I so desperately wanted to make the right/write pun in the title, but I resisted. I’ve seen a lot of different plotting techniques on Pinterest and I couldn’t decide what was right for me (again the pun…). I’ve seen everything from plot boards to book binders to idea webs, but my first mistake was trying to do them all. Don’t get me wrong, doing a bunch of different plotting techniques may work for some, but it tends to get really confusing for most. I try to use a couple in different stages of planning. Here’s a few different techniques to help with your plotting.

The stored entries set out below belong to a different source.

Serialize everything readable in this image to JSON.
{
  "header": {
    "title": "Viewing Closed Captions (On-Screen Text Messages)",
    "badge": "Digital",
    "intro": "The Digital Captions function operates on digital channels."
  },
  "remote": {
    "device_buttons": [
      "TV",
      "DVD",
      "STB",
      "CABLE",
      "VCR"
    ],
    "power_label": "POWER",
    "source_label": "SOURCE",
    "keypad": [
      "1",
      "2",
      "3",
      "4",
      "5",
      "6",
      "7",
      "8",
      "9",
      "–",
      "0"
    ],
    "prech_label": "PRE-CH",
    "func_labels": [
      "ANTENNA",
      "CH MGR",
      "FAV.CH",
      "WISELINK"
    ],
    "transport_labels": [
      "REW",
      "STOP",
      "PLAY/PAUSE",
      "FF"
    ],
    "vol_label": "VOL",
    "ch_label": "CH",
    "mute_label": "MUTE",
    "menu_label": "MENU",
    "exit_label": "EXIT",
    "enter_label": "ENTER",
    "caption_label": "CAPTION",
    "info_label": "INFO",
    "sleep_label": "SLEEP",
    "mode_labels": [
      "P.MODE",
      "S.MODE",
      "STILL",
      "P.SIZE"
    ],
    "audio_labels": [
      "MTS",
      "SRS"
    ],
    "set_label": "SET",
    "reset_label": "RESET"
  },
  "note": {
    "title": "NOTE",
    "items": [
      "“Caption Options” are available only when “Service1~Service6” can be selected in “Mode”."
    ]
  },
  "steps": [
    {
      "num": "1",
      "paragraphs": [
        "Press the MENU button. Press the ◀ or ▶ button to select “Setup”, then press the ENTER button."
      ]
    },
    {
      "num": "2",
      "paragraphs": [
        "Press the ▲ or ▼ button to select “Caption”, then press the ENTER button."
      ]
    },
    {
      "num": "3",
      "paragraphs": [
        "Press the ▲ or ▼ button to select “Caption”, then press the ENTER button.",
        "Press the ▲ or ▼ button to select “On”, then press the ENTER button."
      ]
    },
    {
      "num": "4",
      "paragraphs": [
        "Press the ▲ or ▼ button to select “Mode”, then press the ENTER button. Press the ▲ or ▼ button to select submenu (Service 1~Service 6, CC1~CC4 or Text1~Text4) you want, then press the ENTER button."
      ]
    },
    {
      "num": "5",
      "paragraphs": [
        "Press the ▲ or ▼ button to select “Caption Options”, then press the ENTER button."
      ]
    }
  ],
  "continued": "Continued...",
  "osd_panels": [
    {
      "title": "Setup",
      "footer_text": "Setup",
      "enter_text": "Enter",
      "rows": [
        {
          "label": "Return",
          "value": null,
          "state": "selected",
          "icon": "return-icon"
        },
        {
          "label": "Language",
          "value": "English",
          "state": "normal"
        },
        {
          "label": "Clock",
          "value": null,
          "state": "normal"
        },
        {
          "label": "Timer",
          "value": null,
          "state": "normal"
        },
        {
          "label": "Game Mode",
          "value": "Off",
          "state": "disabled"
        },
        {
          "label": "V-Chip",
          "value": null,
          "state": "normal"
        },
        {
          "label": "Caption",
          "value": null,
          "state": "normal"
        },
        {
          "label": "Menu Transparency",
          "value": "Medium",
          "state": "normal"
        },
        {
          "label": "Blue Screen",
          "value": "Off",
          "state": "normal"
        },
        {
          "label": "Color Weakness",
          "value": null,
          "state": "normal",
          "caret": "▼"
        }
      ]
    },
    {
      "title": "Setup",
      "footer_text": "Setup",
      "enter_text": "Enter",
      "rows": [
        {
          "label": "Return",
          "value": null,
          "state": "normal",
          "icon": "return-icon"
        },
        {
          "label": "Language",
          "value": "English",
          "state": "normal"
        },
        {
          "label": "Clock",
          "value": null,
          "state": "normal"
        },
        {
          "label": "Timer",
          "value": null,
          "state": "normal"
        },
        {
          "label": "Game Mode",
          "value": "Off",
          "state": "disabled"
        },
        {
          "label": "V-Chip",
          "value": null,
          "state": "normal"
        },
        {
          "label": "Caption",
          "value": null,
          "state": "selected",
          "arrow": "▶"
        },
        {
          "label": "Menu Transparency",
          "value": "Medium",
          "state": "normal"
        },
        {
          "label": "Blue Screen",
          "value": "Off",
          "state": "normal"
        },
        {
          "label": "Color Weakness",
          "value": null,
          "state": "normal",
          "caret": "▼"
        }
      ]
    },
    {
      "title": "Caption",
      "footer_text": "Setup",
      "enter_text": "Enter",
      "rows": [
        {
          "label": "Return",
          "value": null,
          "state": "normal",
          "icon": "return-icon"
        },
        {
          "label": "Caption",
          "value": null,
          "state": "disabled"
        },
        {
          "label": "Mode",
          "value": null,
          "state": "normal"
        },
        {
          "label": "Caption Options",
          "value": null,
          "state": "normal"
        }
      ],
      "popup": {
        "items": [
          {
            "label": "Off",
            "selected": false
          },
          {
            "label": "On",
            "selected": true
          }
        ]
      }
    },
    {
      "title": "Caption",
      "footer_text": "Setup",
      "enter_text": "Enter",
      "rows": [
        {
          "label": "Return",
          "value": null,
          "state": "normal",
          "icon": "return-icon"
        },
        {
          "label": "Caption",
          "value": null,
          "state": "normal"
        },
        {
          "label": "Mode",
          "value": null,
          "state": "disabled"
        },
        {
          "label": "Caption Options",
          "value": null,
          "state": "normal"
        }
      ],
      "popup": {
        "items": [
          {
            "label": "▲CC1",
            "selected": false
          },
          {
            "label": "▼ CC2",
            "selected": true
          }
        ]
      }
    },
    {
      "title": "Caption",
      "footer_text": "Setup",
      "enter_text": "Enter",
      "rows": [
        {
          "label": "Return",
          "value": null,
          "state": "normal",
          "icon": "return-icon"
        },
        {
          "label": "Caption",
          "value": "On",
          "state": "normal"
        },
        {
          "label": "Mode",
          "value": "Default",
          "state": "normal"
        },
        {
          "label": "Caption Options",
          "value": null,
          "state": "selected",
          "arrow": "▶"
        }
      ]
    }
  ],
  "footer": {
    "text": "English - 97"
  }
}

The first technique I saw a lot of people suggesting was outlining. I think outlining didn’t grasp my attention at first was because I’d been forced to do outlines for school and I hated it. The more I started to outline for my stories, the more I actually found it helpful. Outlines tend to be for writer’s that are all about organization, but keep in mind that it’s not everyone’s cup of tea. It’s for those who need or want to add more detail and it will essentially make writing your story easier overall.
2. Plot Boarding
For those of you who aren’t familiar with plot boarding, it usually involves one of those tri-fold cardboard display boards and some sticky notes. Each section of the board represents either Act I, II, or III. You stick the post it notes that have different parts of your story on them in their respective acts. I think plot boards are for the writers that work best with visuals. It gives you the space and the freedom to move scenes around. It can also help you keep track of characters and sub plots (different colored sticky notes).
3. Scene List
I use the scene list all the time even though I find it less structured than the outline. It’s for those writer, like me who can work with a bit of untidiness. This is better for those writers that just need to write things out sometimes. I typically use it as an extreme rough draft of an outline. I don’t always put it in order so I take what I write in my scene list and put it in an outline. I see scene lists as the gateway of plotting, it’s better for me to write everything out before I put it in order.
4. Book Binder
The book binder is for the extreme planner and is basically the holy grail of your book. All of the information you need is in one place. Outline, character list, scene list and so much more. I’ve wanted to do a book binder for my novel, but I just haven’t gotten around to it yet. If want to have everything you need to know about your book all planned out then I’d definitely suggest the book binder. I’ll put some links below that will show how to make one.
5. Idea Map
Idea maps are definitely for the visual writer, if you like to see things before you write then this is for you. I used to idea maps in elementary school, but I don’t remember doing them anytime after. I’m not that much of a visual person when it comes to writing so I don’t really do them, but I made a basic one just so you could see what it looked like.
Idea webs could be pretty helpful if you want to keep track of where your story is going, but you can’t easily switch it around like the plot board. However, if you use a computer, changing it shouldn’t be too hard.
I hope you enjoyed some of the techniques here. Some of them are pretty fun to try so if you have the time try a couple and see which ones work for you.